The campaign’s key decision was to emphasize Warren’s work in creating the Consumer Financial Protection Bureau, and lead on the theme of fighting for those who are marginalized by those at the top and whose voices are not heard.

Her speech at the Democratic National Convention typified how she positioned herself as a champion of the middle class: “People feel like the system is rigged against them. And here’s the painful part: they’re right. The system is rigged. Look around. Oil companies guzzle down billions in subsidies. Billionaires pay lower tax rates than their secretaries. Wall Street CEOs—the same ones who wrecked our economy and destroyed millions of jobs—still strut around Congress, no shame, demanding favors, and acting like we should thank them. Anyone here have a problem with that? Well I do.”

Analysts may overlook the national significance of Warren’s success. It’s just liberal Massachusetts after all.
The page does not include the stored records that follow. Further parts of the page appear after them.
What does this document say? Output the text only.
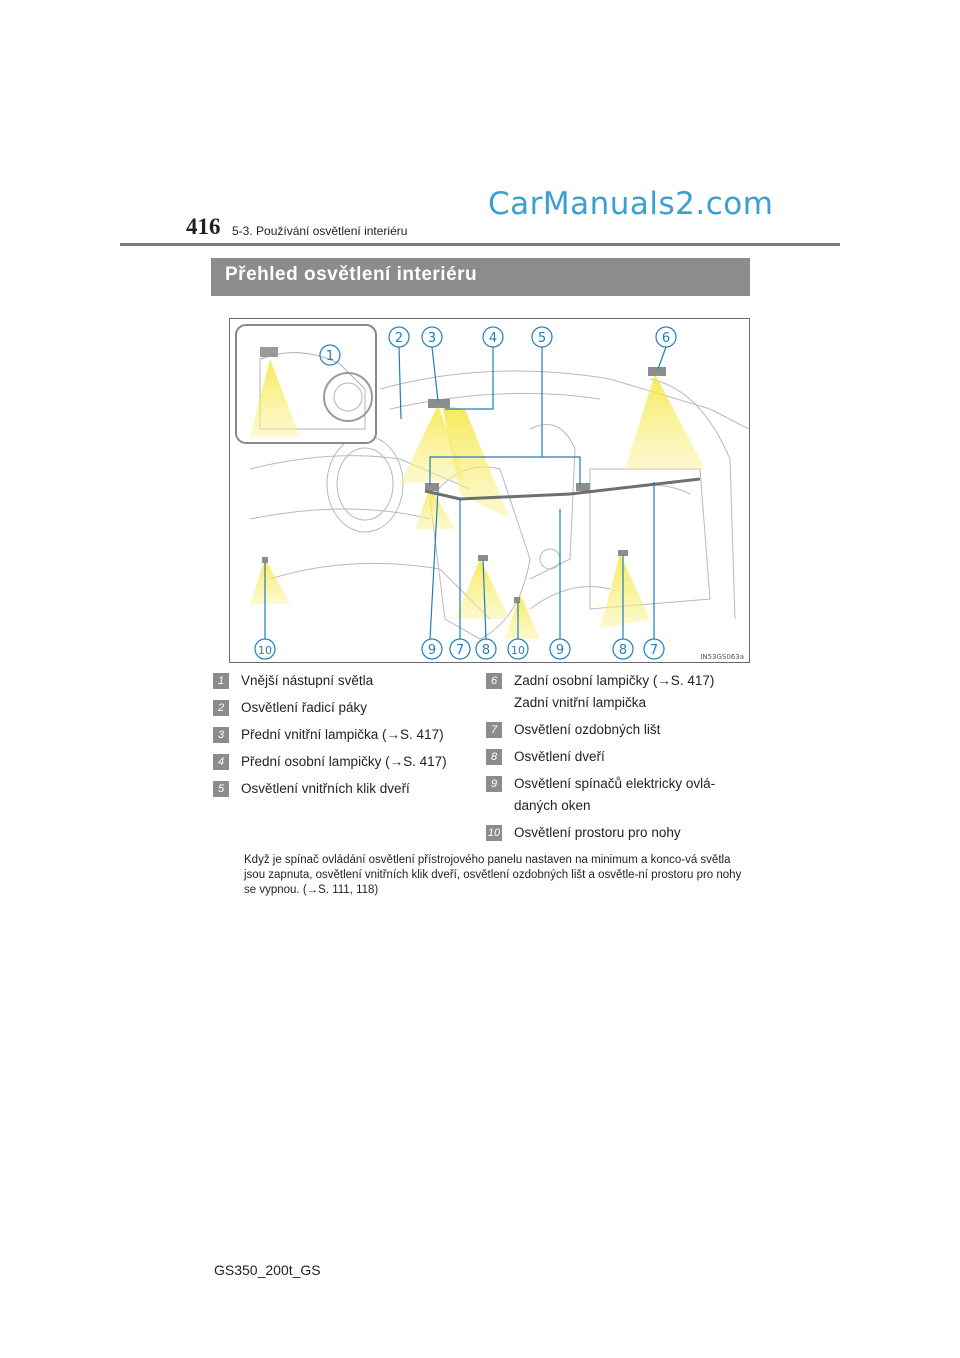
416 5-3. Používání osvětlení interiéru
CarManuals2.com
Přehled osvětlení interiéru
1
2 3	4	5	6
10	9 7 8 10 9	8 7	IN53GS063a
1	Vnější nástupní světla
2	Osvětlení řadicí páky
3	Přední vnitřní lampička (→S. 417)
4	Přední osobní lampičky (→S. 417)
5	Osvětlení vnitřních klik dveří
6	Zadní osobní lampičky (→S. 417)
Zadní vnitřní lampička
7	Osvětlení ozdobných lišt
8	Osvětlení dveří
9	Osvětlení spínačů elektricky ovlá-
daných oken
10 Osvětlení prostoru pro nohy
Když je spínač ovládání osvětlení přístrojového panelu nastaven na minimum a konco-vá světla jsou zapnuta, osvětlení vnitřních klik dveří, osvětlení ozdobných lišt a osvětle-ní prostoru pro nohy se vypnou. (→S. 111, 118)
GS350_200t_GS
But there are several reasons why Warren’s successful message should not be discounted.

1. The majority of Massachusetts registered voters are not Democrats or Republicans but “unenrolled” in either party.

2. The plurality of actual voters in Massachusetts this year called themselves “moderate” as opposed to “liberal” or “conservative,” and “independent” as opposed to “Democrat” or “Republican.”

3. Northeast moderates are highly coveted voters. Republicans will have a very hard time being competitive in presidential elections, or be in reach of reclaiming the Senate, if they can’t appeal to them.

Having said all that, it is notable that Warren did not win these segments of the Bay State population, though she was competitive. Scott Brown won with moderates 55%-45%, and with independents 59%-41%.

But Warren did better with conservatives (22%) than Brown did with liberals (14%), ultimately proving to have the broadest appeal across ideological lines.

And Brown’s relative success is because his campaign tried to be populist too, and tried to argue Warren wasn’t a true populist.

His bumper stickers bore the simplistically populist slogan, “He’s For Us,” and he led his final rallies with the chant, “people over party.” He hugged President Obama as hard as a Republican could, to cosmetically buttress his claim as an independent-minded problem solver. His negative campaign against “Professor Warren” highlighted her six-figure salary as one of the reasons why college costs are soaring, and he twisted her legal consultant work to claim she fought for corporations and not for workers and consumers.

But Brown couldn’t square that rhetoric with other right-wing rhetoric out of the traditional Republican playbook. He stuck with his support for repealing “ObamaCare.” He defended low taxes for the top two percent, saying in one of the debates, “that two percent you’re talking about [are] the people that are actually out there creating jobs.” He tried to share credit for Warren’s Consumer Financial Protection Bureau, while also slamming President Obama’s regulations as harmful to small business.

In the end, Brown’s campaign rhetoric was too incoherent, and Warren’s was too sharp. She relentlessly tagged him as standing for the “millionaires, billionaires and oil companies” instead of the middle class, and Brown repeatedly walked into her trap by defending conservative tax policies.

As a result, he couldn’t consolidate the conservative and moderates, and he couldn’t make significant inroads among liberals.

The lesson is that Brown’s short-lived senatorial career gives Republicans half of a road map to rehabilitate themselves in the Northeast and elsewhere. But they can’t take an a la carte approach to middle class populism. The positions and messages have to hold together, else they will fall apart when faced with a fully honed and refined vision for middle class resurgence.